Of all of the changes that we are seeing with the oncoming winter fishing, the one thing that will make the greatest difference in our efforts is the water clarity. Over most of the year we are basically guessing as to whether or not we are casting to fish or lifeless shoreline but throughout the cold season we will generally be able to see the fish before ever making a cast. This is a two way street however…if we can see them then they can surely see us so a stealthy approach will pay big dividends while fishing over the next few months.
For the most part, over the upcoming months our fishing will consist of redfish, redfish and more redfish as many of the other inshore species that we normally see have either gone deep or migrated south. This is not such a bad thing considering that the redfish action will be world class to say the least as we will primarily be sight casting in crystal clear water using light spinning tackle and fly fishing outfits. Moreover, the reds will be schooled up in tight balls on the flats which makes for some very exciting fishing. These fish will be super sensitive to any disturbances in the water so a slow quiet approach and good bait presentation is extremely important. During this time of the year I downsize everything from my leader to hook size and tend to move my baits at a snails pace to elicit a strike.
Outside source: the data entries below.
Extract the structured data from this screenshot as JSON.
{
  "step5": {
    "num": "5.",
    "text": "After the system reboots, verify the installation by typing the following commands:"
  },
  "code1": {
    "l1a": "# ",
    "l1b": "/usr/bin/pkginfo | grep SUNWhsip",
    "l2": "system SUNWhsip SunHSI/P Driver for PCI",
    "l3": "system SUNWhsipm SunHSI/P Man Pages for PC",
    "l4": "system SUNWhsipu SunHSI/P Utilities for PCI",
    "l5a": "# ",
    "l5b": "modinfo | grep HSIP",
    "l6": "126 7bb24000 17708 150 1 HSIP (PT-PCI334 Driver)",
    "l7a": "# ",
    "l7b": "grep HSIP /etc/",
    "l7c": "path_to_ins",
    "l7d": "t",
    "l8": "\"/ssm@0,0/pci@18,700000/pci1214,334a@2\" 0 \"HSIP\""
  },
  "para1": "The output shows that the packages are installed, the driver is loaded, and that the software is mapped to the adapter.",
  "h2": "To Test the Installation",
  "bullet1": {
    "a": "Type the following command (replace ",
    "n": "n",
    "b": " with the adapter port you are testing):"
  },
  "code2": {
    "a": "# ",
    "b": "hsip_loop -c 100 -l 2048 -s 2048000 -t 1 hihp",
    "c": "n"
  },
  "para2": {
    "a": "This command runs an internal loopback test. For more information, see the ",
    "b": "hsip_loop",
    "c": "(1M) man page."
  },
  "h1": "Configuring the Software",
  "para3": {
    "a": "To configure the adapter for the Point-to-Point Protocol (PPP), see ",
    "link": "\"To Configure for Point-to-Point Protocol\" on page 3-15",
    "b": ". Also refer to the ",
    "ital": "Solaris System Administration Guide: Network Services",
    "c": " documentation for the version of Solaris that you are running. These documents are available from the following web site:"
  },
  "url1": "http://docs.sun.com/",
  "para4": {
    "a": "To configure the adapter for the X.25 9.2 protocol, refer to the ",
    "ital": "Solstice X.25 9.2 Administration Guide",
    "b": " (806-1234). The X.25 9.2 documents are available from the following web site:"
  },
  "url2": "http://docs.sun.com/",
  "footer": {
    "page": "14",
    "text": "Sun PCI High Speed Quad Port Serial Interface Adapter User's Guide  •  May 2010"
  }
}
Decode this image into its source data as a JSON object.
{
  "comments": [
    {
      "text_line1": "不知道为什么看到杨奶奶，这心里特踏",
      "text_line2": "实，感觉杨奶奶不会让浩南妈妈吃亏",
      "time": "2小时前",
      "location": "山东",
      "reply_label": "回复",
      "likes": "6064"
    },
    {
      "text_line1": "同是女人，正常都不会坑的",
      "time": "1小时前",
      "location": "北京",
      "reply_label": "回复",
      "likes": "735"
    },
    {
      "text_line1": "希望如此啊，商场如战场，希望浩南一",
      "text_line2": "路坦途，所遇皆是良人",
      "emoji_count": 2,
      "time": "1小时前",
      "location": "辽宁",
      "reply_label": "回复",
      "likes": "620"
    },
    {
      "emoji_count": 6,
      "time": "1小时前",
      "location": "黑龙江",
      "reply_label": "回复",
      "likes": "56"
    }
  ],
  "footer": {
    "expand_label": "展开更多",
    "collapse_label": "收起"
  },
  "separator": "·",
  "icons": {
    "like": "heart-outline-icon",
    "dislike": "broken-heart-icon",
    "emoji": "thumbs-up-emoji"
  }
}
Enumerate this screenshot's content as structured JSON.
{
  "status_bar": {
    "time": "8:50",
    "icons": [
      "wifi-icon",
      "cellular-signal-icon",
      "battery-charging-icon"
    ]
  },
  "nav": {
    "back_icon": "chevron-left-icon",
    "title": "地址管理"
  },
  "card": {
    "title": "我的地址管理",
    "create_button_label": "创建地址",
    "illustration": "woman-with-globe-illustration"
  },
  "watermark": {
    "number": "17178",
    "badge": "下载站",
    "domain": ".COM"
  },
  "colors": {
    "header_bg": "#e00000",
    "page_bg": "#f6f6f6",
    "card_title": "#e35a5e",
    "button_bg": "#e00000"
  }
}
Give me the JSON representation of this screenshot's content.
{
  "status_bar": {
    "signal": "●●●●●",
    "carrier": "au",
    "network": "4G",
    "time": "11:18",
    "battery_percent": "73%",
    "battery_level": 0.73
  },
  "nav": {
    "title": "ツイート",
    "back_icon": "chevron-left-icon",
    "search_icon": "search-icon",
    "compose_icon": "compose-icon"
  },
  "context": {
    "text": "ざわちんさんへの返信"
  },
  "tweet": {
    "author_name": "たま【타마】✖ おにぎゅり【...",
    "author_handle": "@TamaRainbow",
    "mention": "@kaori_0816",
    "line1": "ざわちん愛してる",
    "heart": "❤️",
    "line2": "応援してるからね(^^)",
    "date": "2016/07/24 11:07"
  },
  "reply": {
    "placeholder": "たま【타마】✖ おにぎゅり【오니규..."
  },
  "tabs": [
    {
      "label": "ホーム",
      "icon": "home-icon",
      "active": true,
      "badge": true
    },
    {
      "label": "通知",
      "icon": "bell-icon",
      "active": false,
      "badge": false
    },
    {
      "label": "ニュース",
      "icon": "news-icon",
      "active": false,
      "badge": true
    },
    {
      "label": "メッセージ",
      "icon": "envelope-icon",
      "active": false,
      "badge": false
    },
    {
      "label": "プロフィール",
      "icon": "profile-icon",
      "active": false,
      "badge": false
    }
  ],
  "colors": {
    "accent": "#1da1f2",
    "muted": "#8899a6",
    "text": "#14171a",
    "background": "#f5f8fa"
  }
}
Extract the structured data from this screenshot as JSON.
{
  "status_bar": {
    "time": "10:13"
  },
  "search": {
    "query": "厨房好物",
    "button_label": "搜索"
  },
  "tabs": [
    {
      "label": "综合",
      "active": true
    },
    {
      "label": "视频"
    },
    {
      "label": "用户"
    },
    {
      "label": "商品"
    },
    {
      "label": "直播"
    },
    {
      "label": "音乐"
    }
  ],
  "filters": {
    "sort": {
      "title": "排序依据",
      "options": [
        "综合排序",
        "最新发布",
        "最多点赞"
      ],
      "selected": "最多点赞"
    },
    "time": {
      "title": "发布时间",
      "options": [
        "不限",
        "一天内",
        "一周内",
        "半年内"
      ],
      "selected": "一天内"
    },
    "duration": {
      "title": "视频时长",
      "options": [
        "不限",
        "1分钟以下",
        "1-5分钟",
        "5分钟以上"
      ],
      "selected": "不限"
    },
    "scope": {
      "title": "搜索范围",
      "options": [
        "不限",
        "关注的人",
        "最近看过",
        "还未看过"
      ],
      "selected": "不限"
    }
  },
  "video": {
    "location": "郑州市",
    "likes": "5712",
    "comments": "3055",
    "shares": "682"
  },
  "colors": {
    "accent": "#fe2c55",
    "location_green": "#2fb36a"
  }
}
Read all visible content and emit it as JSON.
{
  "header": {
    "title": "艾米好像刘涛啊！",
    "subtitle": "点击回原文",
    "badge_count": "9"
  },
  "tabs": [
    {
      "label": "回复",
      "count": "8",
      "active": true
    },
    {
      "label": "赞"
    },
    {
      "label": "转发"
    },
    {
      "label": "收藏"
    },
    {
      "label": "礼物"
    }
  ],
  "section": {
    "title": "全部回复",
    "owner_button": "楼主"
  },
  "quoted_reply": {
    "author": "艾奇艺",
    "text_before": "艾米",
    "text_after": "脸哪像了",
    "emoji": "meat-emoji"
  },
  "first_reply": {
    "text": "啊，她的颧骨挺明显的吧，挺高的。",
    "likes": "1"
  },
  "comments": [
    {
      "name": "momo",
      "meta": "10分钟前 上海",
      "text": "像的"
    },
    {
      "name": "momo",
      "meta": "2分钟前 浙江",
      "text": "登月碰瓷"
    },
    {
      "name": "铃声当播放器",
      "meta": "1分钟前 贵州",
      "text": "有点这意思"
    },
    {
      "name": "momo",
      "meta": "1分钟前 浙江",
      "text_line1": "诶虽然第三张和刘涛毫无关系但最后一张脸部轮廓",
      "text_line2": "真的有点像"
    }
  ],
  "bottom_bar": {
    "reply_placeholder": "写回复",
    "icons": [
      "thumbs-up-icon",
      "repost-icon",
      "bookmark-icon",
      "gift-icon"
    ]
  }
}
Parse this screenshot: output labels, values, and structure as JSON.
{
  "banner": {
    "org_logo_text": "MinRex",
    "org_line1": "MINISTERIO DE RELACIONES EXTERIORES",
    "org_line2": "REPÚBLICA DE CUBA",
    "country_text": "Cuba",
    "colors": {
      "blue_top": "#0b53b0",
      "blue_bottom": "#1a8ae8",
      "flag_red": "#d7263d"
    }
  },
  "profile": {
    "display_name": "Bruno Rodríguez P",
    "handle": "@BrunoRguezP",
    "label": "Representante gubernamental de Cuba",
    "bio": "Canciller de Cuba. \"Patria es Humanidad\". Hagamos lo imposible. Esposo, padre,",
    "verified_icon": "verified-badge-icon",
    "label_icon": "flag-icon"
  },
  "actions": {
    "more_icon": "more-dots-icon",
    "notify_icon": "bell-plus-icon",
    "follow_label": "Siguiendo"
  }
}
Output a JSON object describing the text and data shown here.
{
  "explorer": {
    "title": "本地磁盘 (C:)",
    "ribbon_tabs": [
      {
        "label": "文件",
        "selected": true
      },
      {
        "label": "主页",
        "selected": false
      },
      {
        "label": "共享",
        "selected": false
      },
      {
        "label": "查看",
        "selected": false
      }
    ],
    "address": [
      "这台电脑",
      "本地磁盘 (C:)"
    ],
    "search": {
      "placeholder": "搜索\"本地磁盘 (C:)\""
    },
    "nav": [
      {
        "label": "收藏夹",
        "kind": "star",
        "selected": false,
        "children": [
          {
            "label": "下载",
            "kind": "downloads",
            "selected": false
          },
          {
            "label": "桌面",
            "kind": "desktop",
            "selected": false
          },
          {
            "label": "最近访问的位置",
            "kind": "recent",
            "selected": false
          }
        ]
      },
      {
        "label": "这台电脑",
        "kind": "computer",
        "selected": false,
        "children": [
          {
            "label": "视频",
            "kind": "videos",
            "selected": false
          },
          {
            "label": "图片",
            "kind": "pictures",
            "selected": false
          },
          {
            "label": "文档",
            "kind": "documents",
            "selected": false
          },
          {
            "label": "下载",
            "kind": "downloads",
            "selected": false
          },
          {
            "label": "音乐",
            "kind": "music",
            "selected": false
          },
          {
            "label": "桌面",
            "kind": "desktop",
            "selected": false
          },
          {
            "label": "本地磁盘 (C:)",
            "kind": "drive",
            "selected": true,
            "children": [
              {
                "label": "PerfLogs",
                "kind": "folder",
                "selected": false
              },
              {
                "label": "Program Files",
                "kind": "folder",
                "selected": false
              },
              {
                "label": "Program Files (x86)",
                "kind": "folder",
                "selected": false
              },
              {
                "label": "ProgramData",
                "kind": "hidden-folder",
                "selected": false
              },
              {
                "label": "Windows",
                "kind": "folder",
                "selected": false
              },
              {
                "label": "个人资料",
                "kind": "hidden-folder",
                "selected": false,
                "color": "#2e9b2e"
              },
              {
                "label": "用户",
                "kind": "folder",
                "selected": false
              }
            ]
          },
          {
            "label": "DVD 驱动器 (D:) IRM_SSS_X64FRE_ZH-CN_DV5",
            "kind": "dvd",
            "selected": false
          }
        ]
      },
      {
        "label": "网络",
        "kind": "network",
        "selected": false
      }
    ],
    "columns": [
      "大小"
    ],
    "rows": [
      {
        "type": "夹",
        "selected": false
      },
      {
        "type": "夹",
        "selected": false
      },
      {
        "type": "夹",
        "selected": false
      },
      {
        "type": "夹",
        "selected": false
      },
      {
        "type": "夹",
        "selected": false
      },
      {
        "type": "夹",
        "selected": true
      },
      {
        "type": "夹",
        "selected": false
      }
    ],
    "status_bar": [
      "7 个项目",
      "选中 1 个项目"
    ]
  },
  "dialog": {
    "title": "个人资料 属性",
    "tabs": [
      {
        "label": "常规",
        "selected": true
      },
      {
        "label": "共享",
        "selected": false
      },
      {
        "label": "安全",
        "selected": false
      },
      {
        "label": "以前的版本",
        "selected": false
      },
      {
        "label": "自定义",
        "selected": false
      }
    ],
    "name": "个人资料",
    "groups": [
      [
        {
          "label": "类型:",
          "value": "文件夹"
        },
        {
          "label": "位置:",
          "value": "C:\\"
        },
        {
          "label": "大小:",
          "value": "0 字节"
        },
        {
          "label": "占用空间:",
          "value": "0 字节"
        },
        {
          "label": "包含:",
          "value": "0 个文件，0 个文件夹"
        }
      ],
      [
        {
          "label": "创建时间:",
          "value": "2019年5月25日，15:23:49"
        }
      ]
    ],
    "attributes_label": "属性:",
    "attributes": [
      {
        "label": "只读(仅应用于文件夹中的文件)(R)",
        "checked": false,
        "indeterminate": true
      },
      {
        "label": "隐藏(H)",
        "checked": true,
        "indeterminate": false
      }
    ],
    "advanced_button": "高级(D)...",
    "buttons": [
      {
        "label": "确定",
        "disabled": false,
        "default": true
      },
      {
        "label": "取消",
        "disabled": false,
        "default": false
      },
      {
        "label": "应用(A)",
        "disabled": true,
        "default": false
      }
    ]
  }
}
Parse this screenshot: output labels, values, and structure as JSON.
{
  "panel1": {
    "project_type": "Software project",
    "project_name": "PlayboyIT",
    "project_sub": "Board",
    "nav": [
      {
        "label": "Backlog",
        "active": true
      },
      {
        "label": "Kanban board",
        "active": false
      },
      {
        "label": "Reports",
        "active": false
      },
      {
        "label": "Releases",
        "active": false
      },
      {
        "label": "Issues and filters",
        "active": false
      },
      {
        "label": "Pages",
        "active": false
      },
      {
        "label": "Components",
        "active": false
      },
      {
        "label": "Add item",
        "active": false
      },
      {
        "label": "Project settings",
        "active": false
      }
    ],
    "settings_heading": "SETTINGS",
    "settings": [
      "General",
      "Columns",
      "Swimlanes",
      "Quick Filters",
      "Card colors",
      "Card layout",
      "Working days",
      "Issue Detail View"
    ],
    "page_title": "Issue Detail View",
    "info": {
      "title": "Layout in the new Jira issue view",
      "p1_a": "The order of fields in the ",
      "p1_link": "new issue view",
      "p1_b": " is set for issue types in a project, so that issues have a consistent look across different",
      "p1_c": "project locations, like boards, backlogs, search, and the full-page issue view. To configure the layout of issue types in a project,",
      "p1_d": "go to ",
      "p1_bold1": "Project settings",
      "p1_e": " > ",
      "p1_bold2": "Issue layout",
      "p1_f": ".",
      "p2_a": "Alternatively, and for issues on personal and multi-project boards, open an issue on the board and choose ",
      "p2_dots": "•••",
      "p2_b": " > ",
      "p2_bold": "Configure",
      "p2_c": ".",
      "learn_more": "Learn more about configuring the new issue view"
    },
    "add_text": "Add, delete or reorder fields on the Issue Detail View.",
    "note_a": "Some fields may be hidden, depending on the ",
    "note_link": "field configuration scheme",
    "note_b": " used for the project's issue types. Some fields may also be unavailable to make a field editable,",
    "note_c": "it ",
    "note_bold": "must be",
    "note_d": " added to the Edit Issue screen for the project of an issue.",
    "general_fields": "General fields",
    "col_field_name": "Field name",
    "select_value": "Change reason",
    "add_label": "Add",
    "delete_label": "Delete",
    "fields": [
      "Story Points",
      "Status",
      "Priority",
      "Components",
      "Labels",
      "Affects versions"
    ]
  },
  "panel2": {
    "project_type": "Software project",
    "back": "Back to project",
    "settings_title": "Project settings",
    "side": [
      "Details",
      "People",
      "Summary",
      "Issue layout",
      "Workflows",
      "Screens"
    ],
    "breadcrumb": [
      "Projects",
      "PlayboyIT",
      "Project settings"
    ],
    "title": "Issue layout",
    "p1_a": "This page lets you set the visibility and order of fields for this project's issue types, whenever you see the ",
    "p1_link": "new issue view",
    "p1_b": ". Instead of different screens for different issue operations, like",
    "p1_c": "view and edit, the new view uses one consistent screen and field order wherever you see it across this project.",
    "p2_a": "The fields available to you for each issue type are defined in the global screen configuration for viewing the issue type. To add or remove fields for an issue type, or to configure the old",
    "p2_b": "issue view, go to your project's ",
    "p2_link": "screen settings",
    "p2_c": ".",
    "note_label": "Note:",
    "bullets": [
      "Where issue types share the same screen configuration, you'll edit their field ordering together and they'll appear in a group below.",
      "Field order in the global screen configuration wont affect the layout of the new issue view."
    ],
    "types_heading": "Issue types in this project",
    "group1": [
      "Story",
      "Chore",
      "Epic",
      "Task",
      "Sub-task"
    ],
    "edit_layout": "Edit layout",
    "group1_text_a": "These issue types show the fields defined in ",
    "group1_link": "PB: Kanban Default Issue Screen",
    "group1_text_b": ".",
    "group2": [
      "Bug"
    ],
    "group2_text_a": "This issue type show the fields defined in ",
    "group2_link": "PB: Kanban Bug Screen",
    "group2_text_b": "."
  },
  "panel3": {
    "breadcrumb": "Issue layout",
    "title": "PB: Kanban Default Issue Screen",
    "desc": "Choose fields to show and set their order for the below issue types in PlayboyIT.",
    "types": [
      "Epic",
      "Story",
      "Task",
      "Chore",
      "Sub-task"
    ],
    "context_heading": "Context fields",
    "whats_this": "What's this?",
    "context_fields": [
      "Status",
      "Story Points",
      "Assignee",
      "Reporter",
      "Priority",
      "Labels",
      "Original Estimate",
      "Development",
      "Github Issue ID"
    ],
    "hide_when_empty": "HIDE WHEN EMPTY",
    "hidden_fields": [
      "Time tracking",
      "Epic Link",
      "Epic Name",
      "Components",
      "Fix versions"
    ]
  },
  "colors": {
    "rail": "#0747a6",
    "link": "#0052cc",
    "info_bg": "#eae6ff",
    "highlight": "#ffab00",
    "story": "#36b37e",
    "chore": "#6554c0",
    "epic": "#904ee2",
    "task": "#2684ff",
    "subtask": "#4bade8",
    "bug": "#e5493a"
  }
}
A super stealthy approach will be just as important as the terminal tackle that we use. In some cases I will lead the redfish schools by better than 20 feet to ensure that the bait does not spook them as it hits the water. Furthermore, fly fishing can be especially effective with spooky redfish because a properly presented fly will generally land softly on the water as most flies are much smaller and lighter that standard casting lures.
Nearshore, Wreck and Bottom Fishing
In my opinion one of the tastiest fish that swims through our waters is the sheepshead. These black and white bait stealers will be staging up over most any hard structure off of the beach and will range in size from one to fifteen pounds. Sheepshead have very hard teeth plus their inner mouths and throats are lined with hard crushers used to scrape barnacles and crush crabs. Considering the armored mouths of these fish, sharp hooks are the key to putting them on the end of the line…basally if you run you hook point across your fingernail and it does not easily catch then the hook is not sharp enough. Outside of sheepshead the local wreck sites should also be holding a good number of black sea bass, flounder, bluefish and the occasional bull redfish. As we move out to the live bottom areas look to catch black sea bass, grouper, snapper, triggerfish, porgies and I have even taken a few cobia over the deeper spots during the winter months. Is it too cold to fish this month? Not really; just look for calm clear days and bending a rod shouldn’t be an issue!